神奈川県民ホール「トゥーランドット」

オペラ公演の感想としてはよくあることだが、音楽面ではすばらしく良かったが、演出では不満が残るという典型であった。今年のオペラ鑑賞では、2月の「椿姫」が結構演出に不満が残ったのだが、今回の「トゥーランドット」は、(私が感じたところ)それ以上に演出の意図のわからない、大きな不満が残るものになっていた。

端的に言うと、現実感がない。私は、すべてのオペラ公演に現実感を求めているわけではないし、特に「トゥーランドット」の場合は、題材自体が(場所の設定が北京と特定しているとはいえ)架空の物語なので、ありえないロマンとして押し通す演出もひとつの方法として納得できる。ただ、その場合は、オリジナルの設定を大きく変えるべきではないと思う。しかし、今回の舞台はオリジナルから手を加えて設定を変えてしまっている。巨大な機械装置がメインのセットになっていて、どうみても大工場の内部としか連想できない舞台である。そのセット自体がどうこういうことはないのだが、演出にそのセットがまったく活かされていないのである。機械と言っても古風な歯車が回っているし、作業員が大きなレバーを倒したりしているから、決して現代や未来ではなく、過去のある一定の時代のものであることが想像できる。(それでも演出家は時代を特定していないらしい。)

気になるのが、合唱(民衆や兵士たち)の歩き方で、全員ロボットみたいにカクカク歩いていて、それが最後まで一貫している。どういう意味があるのだろうか。とにかく何か意味があるにしても、そんな変な歩き方で全幕統一されると、ほとんどの場面でプッチーニの音楽と合わなくて、そのことが気になって仕方がない。もし、合唱のこの変な歩き方が、トゥーランドットやカラフといった王侯貴族に対置する大衆の階級を表現しているとしたなら、それこそ現代感覚から乖離した架空の大衆ということなる。一体、この演出家は社会に出て勤めたことがあるのだろうか、と腹立たしさまで感じてくる。それは、第2幕のピン・パン・ポンの幕間劇で、本来にじみ出てくる3人の悲哀がまったく表現されていないことにも通じているものと思う。そこには共感を呼ぶものはない。今、現にオペラを観ている人の人生や社会での立場に積極的にかかわってくるものがなければ芸術ではないと思う。

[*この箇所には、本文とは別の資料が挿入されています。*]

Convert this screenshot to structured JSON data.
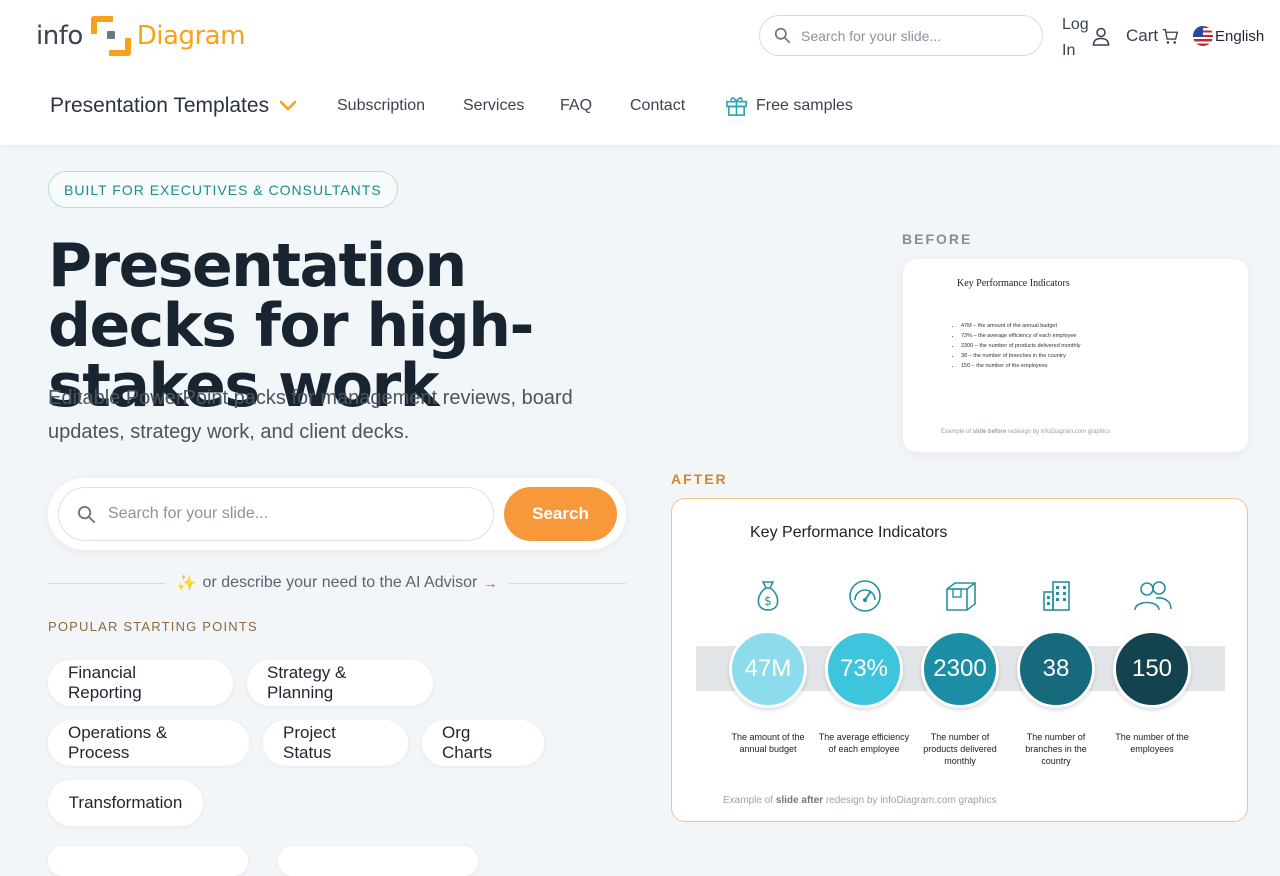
{
  "header": {
    "logo_left": "info",
    "logo_right": "Diagram",
    "search_placeholder": "Search for your slide...",
    "login_label": "Log In",
    "cart_label": "Cart",
    "language_label": "English"
  },
  "nav": {
    "main_label": "Presentation Templates",
    "items": [
      "Subscription",
      "Services",
      "FAQ",
      "Contact"
    ],
    "free_samples_label": "Free samples"
  },
  "hero": {
    "badge": "BUILT FOR EXECUTIVES & CONSULTANTS",
    "title": "Presentation decks for high-stakes work",
    "subtitle": "Editable PowerPoint packs for management reviews, board updates, strategy work, and client decks.",
    "search_placeholder": "Search for your slide...",
    "search_button": "Search",
    "ai_spark": "✨",
    "ai_text": "or describe your need to the AI Advisor",
    "ai_arrow": "→",
    "popular_label": "POPULAR STARTING POINTS",
    "chips": [
      "Financial Reporting",
      "Strategy & Planning",
      "Operations & Process",
      "Project Status",
      "Org Charts",
      "Transformation"
    ]
  },
  "before": {
    "label": "BEFORE",
    "slide_title": "Key Performance Indicators",
    "bullets": [
      "47M – the amount of the annual budget",
      "73% – the average efficiency of each employee",
      "2300 – the number of products delivered monthly",
      "38 – the number of branches in the country",
      "150 – the number of the employees"
    ],
    "foot_prefix": "Example of ",
    "foot_bold": "slide before",
    "foot_suffix": " redesign by infoDiagram.com graphics"
  },
  "after": {
    "label": "AFTER",
    "slide_title": "Key Performance Indicators",
    "kpis": [
      {
        "value": "47M",
        "desc": "The amount of the annual budget",
        "icon": "money-bag-icon",
        "color": "#8ddcee"
      },
      {
        "value": "73%",
        "desc": "The average efficiency of each employee",
        "icon": "gauge-icon",
        "color": "#3cc5dc"
      },
      {
        "value": "2300",
        "desc": "The number of products delivered monthly",
        "icon": "box-icon",
        "color": "#1b8ea6"
      },
      {
        "value": "38",
        "desc": "The number of branches in the country",
        "icon": "building-icon",
        "color": "#176a7c"
      },
      {
        "value": "150",
        "desc": "The number of the employees",
        "icon": "people-icon",
        "color": "#12434e"
      }
    ],
    "foot_prefix": "Example of ",
    "foot_bold": "slide after",
    "foot_suffix": " redesign by infoDiagram.com graphics"
  },
  "colors": {
    "accent_orange": "#f7993a",
    "teal_badge": "#1e8c89",
    "icon_teal": "#2a8fa3"
  }
}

演出は粟國淳なのだが、お父さんのイタリア・オペラの重厚な演出という偉大な遺産があるのだから、それに沿った演出にすると成功すると思う。繰り返すが、私は「トゥーランドット」らしく架空の北京を舞台にしたオーソドックスな演出でも十分に楽しいと思うから、そういう公演が観たかった。粟國淳さんの演出でも、過去に観た「愛の妙薬」とかドイツものでも「トリスタンとイゾルデ」とか奇を衒わずしっかりとした演出の場合、音楽に集中できてとてもいい舞台であったと私は思っている。だから、私としてはこの演出家に期待する方向は、小手先の解釈ではなく、究極のスタンダードの追求であると思っている。

一方、沼尻竜典の指揮は、これほどの大規模な作品で、よく統制のとれたすばらしい演奏を聴かせてくれた。この作品は大音響と静寂の格差が大きいので、下手な演奏だとどちらかが雑になってくるのだが、そういうことはまったく無く、うまくバランスがとれていた。また、時折現れる抒情的な音楽もきれいに聴かせる。しかも、全体的にしっかりした演奏であるのに、重さや固さは感じられず、フレッシュ感があるのも、個性的で感じが良かった。

キャストについては、主役どころは然るべき配役(並河寿美、福井敬、高橋薫子)で十分に満喫できたのだが、びわ湖ホール声楽アンサンブルのメンバーから選ばれたピン、パン、ポン(迎肇聡、清水徹太郎、二塚直紀)が、意外にもほかのキャストと遜色ない出来であったことには満足とともに驚きであった。合唱も複数の混合であったがよくまとまっていた。オケ(神奈川フィル)も上出来で、カーテンコールではその大人数の奏者が全員舞台に上がって拍手を受けていたのも、たまには楽しい光景である。

とにかく演奏が良ければその公演には行って良かったのだと改めて実感できた一日であった。